Soon every law student could recite in his sleep Chief Justice John Marshall's line in Marbury: "It is emphatically the province and duty of the Judicial Department to say what the law is." So shut up and go home.
To take one example of a ludicrous ruling, at random, off the top of my head: In 1973, the Supreme Court announced that the Constitution mandates a right to abortion.
The Constitution says nothing about reproduction, contraception, fetuses, pregnancy, premenstrual syndrome, morning sickness -- much less abortion. (As the tea partiers say: Read the Constitution!)
It does, however, expressly grant to the states those powers not reserved to the people (such as the right to bear arms) or explicitly given to Congress (such as the right to regulate commerce with foreign nations, among the several states and with the Indian tribes).
Obviously, therefore, the Constitution implicitly entrusted abortion laws to the states.

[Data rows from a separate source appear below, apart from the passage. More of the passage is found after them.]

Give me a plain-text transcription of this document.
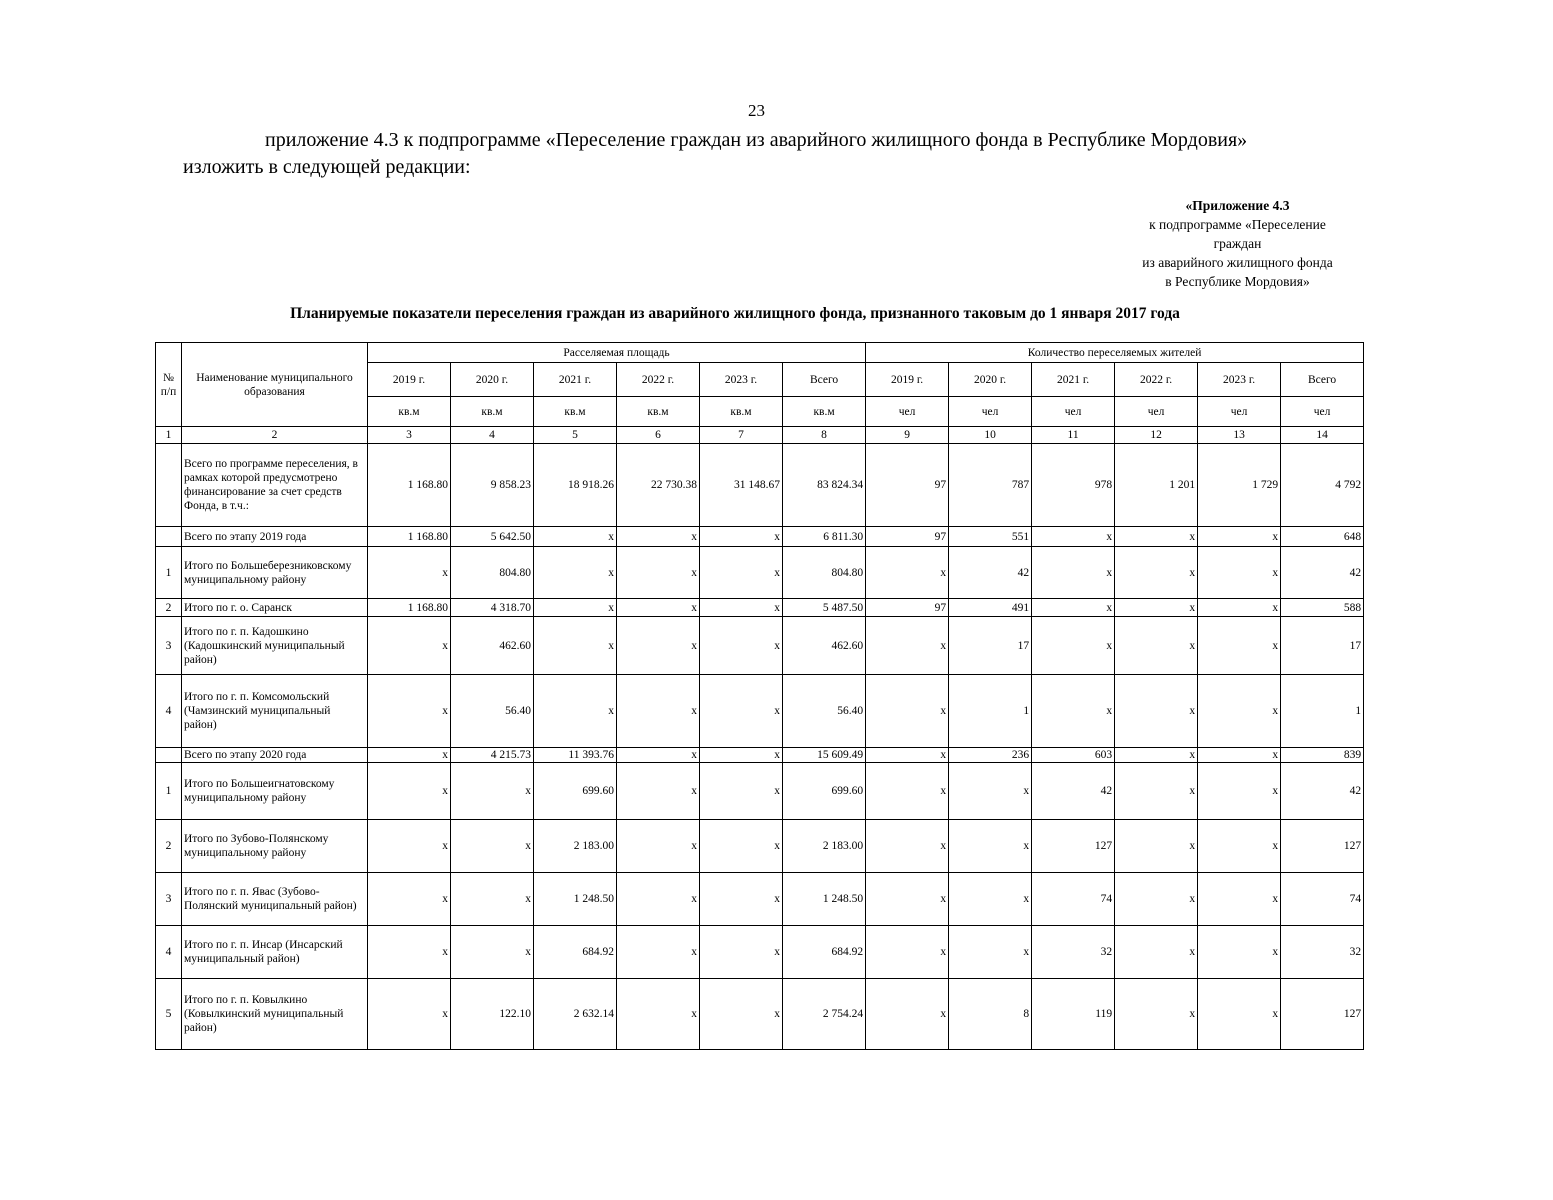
23
приложение 4.3 к подпрограмме «Переселение граждан из аварийного жилищного фонда в Республике Мордовия»
изложить в следующей редакции:
«Приложение 4.3
к подпрограмме «Переселение
граждан
из аварийного жилищного фонда
в Республике Мордовия»
Планируемые показатели переселения граждан из аварийного жилищного фонда, признанного таковым до 1 января 2017 года
№ п/п	Наименование муниципального образования	Расселяемая площадь						Количество переселяемых жителей					
		2019 г.	2020 г.	2021 г.	2022 г.	2023 г.	Всего	2019 г.	2020 г.	2021 г.	2022 г.	2023 г.	Всего
		кв.м	кв.м	кв.м	кв.м	кв.м	кв.м	чел	чел	чел	чел	чел	чел
1	2	3	4	5	6	7	8	9	10	11	12	13	14
	Всего по программе переселения, в рамках которой предусмотрено финансирование за счет средств Фонда, в т.ч.:	1 168.80	9 858.23	18 918.26	22 730.38	31 148.67	83 824.34	97	787	978	1 201	1 729	4 792
	Всего по этапу 2019 года	1 168.80	5 642.50	х	х	х	6 811.30	97	551	х	х	х	648
1	Итого по Большеберезниковскому муниципальному району	х	804.80	х	х	х	804.80	х	42	х	х	х	42
2	Итого по г. о. Саранск	1 168.80	4 318.70	х	х	х	5 487.50	97	491	х	х	х	588
3	Итого по г. п. Кадошкино (Кадошкинский муниципальный район)	х	462.60	х	х	х	462.60	х	17	х	х	х	17
4	Итого по г. п. Комсомольский (Чамзинский муниципальный район)	х	56.40	х	х	х	56.40	х	1	х	х	х	1
	Всего по этапу 2020 года	х	4 215.73	11 393.76	х	х	15 609.49	х	236	603	х	х	839
1	Итого по Большеигнатовскому муниципальному району	х	х	699.60	х	х	699.60	х	х	42	х	х	42
2	Итого по Зубово-Полянскому муниципальному району	х	х	2 183.00	х	х	2 183.00	х	х	127	х	х	127
3	Итого по г. п. Явас (Зубово-Полянский муниципальный район)	х	х	1 248.50	х	х	1 248.50	х	х	74	х	х	74
4	Итого по г. п. Инсар (Инсарский муниципальный район)	х	х	684.92	х	х	684.92	х	х	32	х	х	32
5	Итого по г. п. Ковылкино (Ковылкинский муниципальный район)	х	122.10	2 632.14	х	х	2 754.24	х	8	119	х	х	127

One hint that a "constitutional" right to abortion is not based on anything in the Constitution is that during oral argument, as the lawyer arguing for this apocryphal right ticked off the constitutional provisions allegedly supporting it -- the Due Process Clause, the Equal Protection Clause, the Ninth Amendment, "and a variety of others" -- the entire courtroom burst into laughter.
The ruling in Roe, incidentally, struck down the duly constituted and passed laws of all 50 states. (But that is soooo 53 million abortions ago ...)
When conservatives complain about "judicial activism," this is what they're talking about: Decisions not plausibly based on anything in the Constitution.
Curiously, the only court opinions liberals really get excited about are the ones having nothing to do with the Constitution: abortion, nude dancing, gay marriage, pornography, coddling criminals, etc., etc...
Conservatives want the rule of law, not silence from the judges. Not striking down an unconstitutional law is judicial activism every bit as much as invalidating a constitutional one.
Conservatives want a return to Constitutional government.